I used the pantry slide out in place of the flip down.

Removed the drawer. then un screw the bottom mounted slide plate with the slide still attached.

I was real lazy so I just put a cleat on the inside face 3/8" down from the bottom of the opening (just less then the thickness of the slide pate removed from the pantry). Placed another brace half way back. Put the slide plate in and screwed it down.

Mounted the face place and slide the new drawer in.

Did not purchase anything and made the cleats out of some 1 by scrap I had laying around.

*Top View*









*Bottom View*


----------



## Moosegut (Sep 24, 2005)

CamperAndy said:


> I used the pantry slide out in place of the flip down.
> 
> Removed the drawer. then un screw the bottom mounted slide plate with the slide still attached.
> 
> ...


Heyyyyy! Where were you three days ago when I went out and bought new drawer slides?









The pantry drawer was a perfect fit and gives SOOO much room for silverware. It's nice and deep. I'm just going to put a half shelf in the back of the pantry where the drawer came from and use that space as shelf space. Didn't need two slide out drawers. I'd rather utilize every square inch I can.


----------



## RVCarolina (Jul 31, 2004)

For those of us that have done the "drawer mod", don't forget, you can still use the plastic sponge tray from the old flip-down drawer - just screw it to the tall door under the sink. Works great!
Fred


----------



## Thor (Apr 7, 2004)

Fred

Great idea - The spong tray was put on a shelf in my work shop with nothing to do.

It has now found a new home.

Thanks for the idea.









Thor


----------



## aplvlykat (Jan 25, 2004)

Just completed this mod today, thanks Andy the shelf drawer worked great. Very easy, a couple of 1x2's and a handfull of screws and it was done in no time. I also did another mod which I have been thinking about for a long time. I built a little storage compartment over the refrigerator. On my 25rss right above the frige door there is a blank cover aprox. 25"x 5". I used this space to make the new compartment which turned out to be 25" long x 5" high x 8" deep. Should be good for stashing cards, flash lights and the other little things needed. Kirk


----------



## Moosegut (Sep 24, 2005)

aplvlykat said:


> On my 25rss right above the frige door there is a blank cover aprox. 25"x 5". I used this space to make the new compartment which turned out to be 25" long x 5" high x 8" deep.
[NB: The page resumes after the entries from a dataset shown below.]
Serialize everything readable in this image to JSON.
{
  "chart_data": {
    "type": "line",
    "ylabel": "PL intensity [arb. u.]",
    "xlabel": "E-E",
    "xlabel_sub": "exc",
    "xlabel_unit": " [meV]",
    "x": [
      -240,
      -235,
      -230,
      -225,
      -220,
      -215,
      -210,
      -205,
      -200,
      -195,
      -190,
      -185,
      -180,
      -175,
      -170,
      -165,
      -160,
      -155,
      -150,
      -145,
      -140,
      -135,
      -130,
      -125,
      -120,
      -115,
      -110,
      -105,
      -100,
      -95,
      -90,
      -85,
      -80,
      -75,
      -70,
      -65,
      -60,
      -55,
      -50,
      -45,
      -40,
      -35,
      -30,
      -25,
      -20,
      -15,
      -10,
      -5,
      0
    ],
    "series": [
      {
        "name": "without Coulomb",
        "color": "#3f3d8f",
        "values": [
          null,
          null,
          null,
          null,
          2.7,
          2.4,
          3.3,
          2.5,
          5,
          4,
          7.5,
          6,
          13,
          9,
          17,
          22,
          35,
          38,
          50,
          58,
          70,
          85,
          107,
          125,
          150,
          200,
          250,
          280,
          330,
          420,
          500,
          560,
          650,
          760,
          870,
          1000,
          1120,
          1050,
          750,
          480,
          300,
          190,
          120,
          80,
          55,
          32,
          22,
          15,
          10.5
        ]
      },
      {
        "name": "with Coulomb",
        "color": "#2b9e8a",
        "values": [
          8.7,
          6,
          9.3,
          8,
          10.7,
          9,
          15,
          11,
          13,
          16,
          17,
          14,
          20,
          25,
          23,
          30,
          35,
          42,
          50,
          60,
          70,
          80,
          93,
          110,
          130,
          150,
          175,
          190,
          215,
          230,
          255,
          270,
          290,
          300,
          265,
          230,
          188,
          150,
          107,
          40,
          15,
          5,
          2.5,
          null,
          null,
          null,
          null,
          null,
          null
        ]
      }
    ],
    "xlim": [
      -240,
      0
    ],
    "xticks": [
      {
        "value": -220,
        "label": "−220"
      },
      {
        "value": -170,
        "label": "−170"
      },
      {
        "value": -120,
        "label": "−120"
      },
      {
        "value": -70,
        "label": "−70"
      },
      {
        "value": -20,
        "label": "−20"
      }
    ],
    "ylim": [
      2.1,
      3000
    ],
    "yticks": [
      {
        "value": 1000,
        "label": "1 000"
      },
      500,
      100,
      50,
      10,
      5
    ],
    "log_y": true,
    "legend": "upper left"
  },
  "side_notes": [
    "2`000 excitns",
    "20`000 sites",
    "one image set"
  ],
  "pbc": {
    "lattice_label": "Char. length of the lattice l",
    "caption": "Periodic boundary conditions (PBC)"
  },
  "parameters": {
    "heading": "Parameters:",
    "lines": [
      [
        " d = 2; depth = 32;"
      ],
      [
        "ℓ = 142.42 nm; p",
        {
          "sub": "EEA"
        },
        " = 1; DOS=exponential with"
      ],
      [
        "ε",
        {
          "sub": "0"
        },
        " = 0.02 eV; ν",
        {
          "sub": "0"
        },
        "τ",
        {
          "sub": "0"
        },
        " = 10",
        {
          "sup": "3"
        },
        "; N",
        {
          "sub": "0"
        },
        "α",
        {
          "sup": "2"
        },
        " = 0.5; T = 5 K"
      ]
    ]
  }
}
Should be good for stashing cards, flash lights and the other little things needed. Kirk
> [snapback]71374[/snapback]​


PICTURE! I NEED A PICTURE!!!









Seriously, I was just looking at that space after reading your post this morning. Can you post a picture of it?

Scott


----------



## aplvlykat (Jan 25, 2004)

Well I guess I can hijack this thread. I can't find our camera, so untill I can I can't post pic's. Anyway Scott It was fairly easy. You will need several things, some 1/4" white plywood preferably like the cabnets or close, some 3/4" and 1/2 plywood, 3m spray contact adheshive, misc. screws and finish nails. Start by knocking out the face plate and removing all the little staples. Next cut the top ceiling area and push the wires farther back out of the way. Cut and fit a new ceiling piece out of 1/4" white plywood, cut and fit the two sides out of 1/4 white plywood. On these pieces both side and top they need to be longer than the finished compartment, in other words if the compartmaen is going to be 12 inches deep then cut the sides and top 14 inches. Use the 3m spray contact glue and glue the two side pieces on to the frame thats already there and glue the top on to the ceiling. Next cut and fit the bottom out of 3/4" plywood take and double it up so you have 1 1/2" thick piece, on the back side put on a cleat using 1/2" plywood (you will use this cleat to screw the back on to). Cut and fit the back out of 1/4" white plywood. Fold the fibreglass insulation down on top of the refrigerator(you need to do this to allow for removal of the frige), then put in the bottom and finish nail it into place about 1/4 inch lower than the front face of the cabnet. Fit the back peice in and screw it in to place. Finish all edges, nail holes with white silicon and you are done. you also now have a way to get to the wires if needed in the future by removing the back. You now have a place to store paper plate and napkins and all the other little things. Kirk

PS: I am thinking about doing the same thing over the microwave oven.


----------



## j1mfrog (Jun 6, 2004)

If you need a drawer box and just can't make one yourself, I found this place online. Can't vouch for it yet, but I am thinking about placing an order for a drawer box I need in the house. It's not cheap, but I guess that depends on how valuable your time is. The 29" wide, 4" high and 22" deep box I need is going to cost me almost $70, but it's a good dovetailed box.

Unique Drawer Boxes


----------



## Paul_in_Ohio (Sep 29, 2004)

They look like they are doing it right... Euro plywood has more layers and thus is more stable, Birtch has a tighter grain then pine and thus finishes nicer, Dovetail joints are strong and beautiful. There selection of drawer slides is nice as well. Definetly looks like a quality product and the prices look pretty inline for that quality.


----------